En voyage avec Antoni Tàpies
Lorsque Antoni Tàpies est décédé en 2012, il a laissé un énorme vide dans la culture espagnole. Il était de loin l’artiste visuel espagnol le plus influent de sa génération et, à bien des égards, il est difficile d’imaginer l’avant-garde espagnole de l’après-Seconde Guerre mondiale sans lui. En fait, on peut même affirmer que sans Tàpies, l’art du XXe siècle aurait été très différent partout dans le monde. À un moment critique de l’histoire de sa nation, Tàpies s’éloigne de son confortable destin bourgeois et se consacre à se forger une vie d’artiste incertaine. Il fut l'un des six fondateurs de Dau al Set, un collectif d'art d'avant-garde extrêmement influent, actif entre 1948 et 1956. Après avoir quitté le groupe en 1952, Tàpies a créé un langage visuel qui reliait les éléments les plus radicaux de Surréalisme et Dada, avec les fondamentaux de l'abstraction formelle et les tendances mondiales émergentes de l'informalisme. À partir des racines du mysticisme et de la métaphysique, il a formé une philosophie esthétique universelle basée sur l'appréciation des matériaux naturels et un lien avec la Terre et ses éléments. Son travail a culminé dans ce qui est désormais connu sous le nom de ses « peintures de matière » – des œuvres d'art formées, composées et célébrant les matériaux trouvés au quotidien avec lesquels il s'est retrouvé entouré. Laissant derrière lui une vaste collection d’essais et de conférences, il fut finalement connu autant pour sa vision philosophique de l’art que pour son travail lui-même. Il a résumé sa vision fondamentale de l'art et de la vie dans cette déclaration : « La perfection ne peut pas provenir simplement d'idées nobles, mais doit aller de pair avec une relation avec la terre. »
Le Septième Côté
Lorsque la guerre civile espagnole s'est terminée en 1939, le pays est passé fermement entre les mains d'un régime fasciste et nationaliste. Dirigé par le général Francisco Franco, le régime prêchait que tous les éléments de la culture espagnole devaient être orientés vers la diffusion et le maintien du pouvoir politique du gouvernement. Parmi d'autres agendas, Franco plaidait pour que tout l'art soit réalisé dans le style du réalisme fasciste. Il a également interdit l'utilisation de la langue catalane. Cela était agonisant pour la génération de jeunes artistes qui avaient grandi en idolâtrant des géants de l'avant-garde espagnole comme Pablo Picasso, Joan Miró et Salvador Dali. La peur s'est rapidement répandue parmi les jeunes artistes que la culture espagnole moderne était condamnée. Mais au moins six révolutionnaires culturels avaient d'autres plans. Le poète catalan Joan Brossa s'est organisé avec Tàpies, Joan Ponç, Modest Cuixart, le philosophe Arnau Puig et un éditeur indépendant nommé Joan-Josep Tharrats en 1948 pour créer un groupe déterminé à subvertir l'agenda nationaliste. Ils espéraient semer les graines d'une nouvelle culture avant-gardiste anti-fasciste. En hommage à leurs héros les surréalistes et les dadaïstes, ils se sont appelés Dau al Set—un terme pour le côté sept non existant d'un dé à six faces.

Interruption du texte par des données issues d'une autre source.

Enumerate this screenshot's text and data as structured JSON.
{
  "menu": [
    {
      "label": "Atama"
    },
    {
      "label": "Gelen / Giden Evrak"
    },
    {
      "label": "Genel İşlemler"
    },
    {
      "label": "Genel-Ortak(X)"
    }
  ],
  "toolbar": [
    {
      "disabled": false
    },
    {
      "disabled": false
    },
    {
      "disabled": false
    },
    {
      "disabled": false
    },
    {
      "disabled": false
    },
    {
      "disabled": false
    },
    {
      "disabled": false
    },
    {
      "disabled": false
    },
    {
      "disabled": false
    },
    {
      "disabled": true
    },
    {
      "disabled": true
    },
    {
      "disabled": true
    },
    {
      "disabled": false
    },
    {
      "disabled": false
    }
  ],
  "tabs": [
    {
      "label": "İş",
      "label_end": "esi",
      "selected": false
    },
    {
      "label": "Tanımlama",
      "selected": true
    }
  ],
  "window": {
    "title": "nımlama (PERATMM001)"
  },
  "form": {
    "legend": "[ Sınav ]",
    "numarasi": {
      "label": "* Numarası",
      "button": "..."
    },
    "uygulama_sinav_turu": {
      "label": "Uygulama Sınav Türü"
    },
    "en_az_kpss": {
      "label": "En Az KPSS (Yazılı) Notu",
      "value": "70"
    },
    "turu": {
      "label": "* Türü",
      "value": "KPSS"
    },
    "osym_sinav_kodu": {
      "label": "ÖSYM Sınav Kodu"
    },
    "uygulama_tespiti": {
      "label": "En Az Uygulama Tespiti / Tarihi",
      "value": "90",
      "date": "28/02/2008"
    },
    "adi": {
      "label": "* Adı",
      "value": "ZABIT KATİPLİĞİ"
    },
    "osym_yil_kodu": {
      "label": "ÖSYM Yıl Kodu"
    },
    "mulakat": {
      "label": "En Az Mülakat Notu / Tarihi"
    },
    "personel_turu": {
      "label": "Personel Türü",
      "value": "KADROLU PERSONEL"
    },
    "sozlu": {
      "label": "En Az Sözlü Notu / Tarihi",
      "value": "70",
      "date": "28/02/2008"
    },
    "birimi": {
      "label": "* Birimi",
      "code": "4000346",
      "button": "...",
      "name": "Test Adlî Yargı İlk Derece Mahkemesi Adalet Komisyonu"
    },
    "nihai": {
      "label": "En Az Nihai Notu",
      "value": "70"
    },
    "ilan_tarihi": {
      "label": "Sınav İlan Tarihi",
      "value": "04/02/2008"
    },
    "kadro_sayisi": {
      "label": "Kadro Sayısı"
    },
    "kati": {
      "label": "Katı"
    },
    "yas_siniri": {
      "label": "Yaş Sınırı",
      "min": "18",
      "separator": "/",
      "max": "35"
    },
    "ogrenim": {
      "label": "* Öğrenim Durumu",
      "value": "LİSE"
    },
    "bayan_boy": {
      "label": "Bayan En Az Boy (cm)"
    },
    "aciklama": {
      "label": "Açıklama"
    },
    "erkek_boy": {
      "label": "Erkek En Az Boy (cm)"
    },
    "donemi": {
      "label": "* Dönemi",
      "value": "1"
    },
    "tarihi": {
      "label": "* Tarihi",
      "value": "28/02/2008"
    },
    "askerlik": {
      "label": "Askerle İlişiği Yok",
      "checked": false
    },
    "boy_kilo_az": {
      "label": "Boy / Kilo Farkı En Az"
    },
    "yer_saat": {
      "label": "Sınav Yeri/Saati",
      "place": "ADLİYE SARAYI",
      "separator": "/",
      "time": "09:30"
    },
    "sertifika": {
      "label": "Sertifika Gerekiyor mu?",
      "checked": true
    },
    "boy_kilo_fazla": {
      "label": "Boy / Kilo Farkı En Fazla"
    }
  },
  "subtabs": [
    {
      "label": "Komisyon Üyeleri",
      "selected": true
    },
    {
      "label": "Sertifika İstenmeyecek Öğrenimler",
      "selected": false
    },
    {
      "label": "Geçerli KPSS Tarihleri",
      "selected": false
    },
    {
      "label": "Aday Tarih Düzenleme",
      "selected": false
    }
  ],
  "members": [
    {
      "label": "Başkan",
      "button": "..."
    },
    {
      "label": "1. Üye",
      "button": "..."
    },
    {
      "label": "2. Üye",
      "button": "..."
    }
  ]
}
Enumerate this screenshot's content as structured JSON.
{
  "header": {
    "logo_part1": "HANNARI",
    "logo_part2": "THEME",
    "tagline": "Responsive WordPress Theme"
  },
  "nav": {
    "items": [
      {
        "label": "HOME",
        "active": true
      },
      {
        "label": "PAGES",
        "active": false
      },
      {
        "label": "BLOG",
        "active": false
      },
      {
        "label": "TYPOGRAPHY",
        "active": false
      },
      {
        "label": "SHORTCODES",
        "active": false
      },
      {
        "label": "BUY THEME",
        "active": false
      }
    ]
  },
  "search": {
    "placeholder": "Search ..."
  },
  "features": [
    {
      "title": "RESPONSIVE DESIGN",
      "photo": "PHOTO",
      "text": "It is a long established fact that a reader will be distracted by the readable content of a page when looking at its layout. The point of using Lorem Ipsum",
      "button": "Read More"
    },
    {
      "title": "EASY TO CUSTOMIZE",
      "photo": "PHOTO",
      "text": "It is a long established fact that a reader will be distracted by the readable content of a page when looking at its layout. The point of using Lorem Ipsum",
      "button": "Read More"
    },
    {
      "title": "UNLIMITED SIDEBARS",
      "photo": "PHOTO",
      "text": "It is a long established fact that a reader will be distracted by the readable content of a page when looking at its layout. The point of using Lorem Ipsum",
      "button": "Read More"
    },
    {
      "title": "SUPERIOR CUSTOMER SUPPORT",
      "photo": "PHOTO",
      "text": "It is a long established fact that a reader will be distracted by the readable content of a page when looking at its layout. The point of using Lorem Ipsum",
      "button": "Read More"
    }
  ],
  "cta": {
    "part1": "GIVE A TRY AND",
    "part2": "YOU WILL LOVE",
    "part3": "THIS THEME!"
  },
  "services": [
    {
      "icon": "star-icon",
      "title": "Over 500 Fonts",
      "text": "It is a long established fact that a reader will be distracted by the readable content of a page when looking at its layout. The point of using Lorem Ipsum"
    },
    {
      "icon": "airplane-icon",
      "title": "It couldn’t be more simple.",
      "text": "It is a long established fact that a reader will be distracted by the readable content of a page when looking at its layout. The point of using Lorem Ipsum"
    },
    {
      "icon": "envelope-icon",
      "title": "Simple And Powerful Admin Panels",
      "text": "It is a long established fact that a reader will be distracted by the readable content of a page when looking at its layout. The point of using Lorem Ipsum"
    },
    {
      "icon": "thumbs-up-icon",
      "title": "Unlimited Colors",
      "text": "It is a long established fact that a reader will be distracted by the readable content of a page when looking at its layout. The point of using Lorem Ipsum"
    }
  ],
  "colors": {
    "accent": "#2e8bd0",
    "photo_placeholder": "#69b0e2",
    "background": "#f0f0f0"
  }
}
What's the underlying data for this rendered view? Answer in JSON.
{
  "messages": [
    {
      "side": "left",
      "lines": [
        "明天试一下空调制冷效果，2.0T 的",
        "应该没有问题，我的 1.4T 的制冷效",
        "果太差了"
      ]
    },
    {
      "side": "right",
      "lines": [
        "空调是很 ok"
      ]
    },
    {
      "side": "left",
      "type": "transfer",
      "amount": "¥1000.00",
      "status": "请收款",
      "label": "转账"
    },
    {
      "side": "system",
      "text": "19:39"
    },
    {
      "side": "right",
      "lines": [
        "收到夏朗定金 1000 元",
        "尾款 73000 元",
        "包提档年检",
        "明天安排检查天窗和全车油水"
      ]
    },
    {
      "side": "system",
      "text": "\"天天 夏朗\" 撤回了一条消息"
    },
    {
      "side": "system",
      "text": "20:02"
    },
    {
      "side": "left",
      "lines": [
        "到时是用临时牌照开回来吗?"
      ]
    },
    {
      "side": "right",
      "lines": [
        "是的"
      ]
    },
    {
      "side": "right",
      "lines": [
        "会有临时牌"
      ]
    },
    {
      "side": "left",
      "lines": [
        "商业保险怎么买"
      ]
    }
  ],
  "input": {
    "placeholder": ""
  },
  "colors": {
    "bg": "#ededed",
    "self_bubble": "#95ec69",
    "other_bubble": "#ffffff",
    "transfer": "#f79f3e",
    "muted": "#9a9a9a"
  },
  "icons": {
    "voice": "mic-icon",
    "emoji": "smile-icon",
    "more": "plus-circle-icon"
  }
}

Antoni Tàpies - Chaises, 1981. Carborundum. Composition : 36 1/4 x 54 3/4" (92 x 139 cm); Feuille : 36 5/8 x 54 3/4" (93 x 139 cm). Editeur : Galerie Lelong, Paris. Imprimeur : Joan Barbarà, Barcelone. Édition 30. Collection MoMA. © 2019 Artists Rights Society (ARS), New York / ADAGP, Paris.
Puisque les mots étaient catalans, le nom Dau al Set était automatiquement controversé, et ses connotations quasi mystiques indiquaient une adhésion à l'idée selon laquelle la logique élitiste n'avait jamais conduit le monde qu'à la guerre. Dau al Set diffuse ses idées et son langage visuel unique à travers un magazine du même nom, publié sur l'imprimerie personnelle de Tharrats. Ses articles étaient également écrits dans la langue catalane interdite, et les images montraient un mélange de mysticisme, de fantaisie et de pure abstraction, le tout en opposition directe avec le régime fasciste de Franco. Des trois artistes du groupe, Tàpies était le plus abstrait. Il était autodidacte, ses images étaient inspirées de la philosophie et ses méthodes étaient fondées sur la pure joie des médiums et des matériaux. Il a expérimenté en mélangeant des additifs inhabituels avec ses peintures à l'huile et a rapidement commencé à ajouter des matériaux et des objets trouvés à ses peintures. En 1952, il était tellement plongé dans la quête de sa propre voie artistique qu’il quitta Dau al Set. Dès lors, Tàpies se consacre entièrement à l'abstraction informelle et à l'exploration des techniques mixtes comme position esthétique à part entière.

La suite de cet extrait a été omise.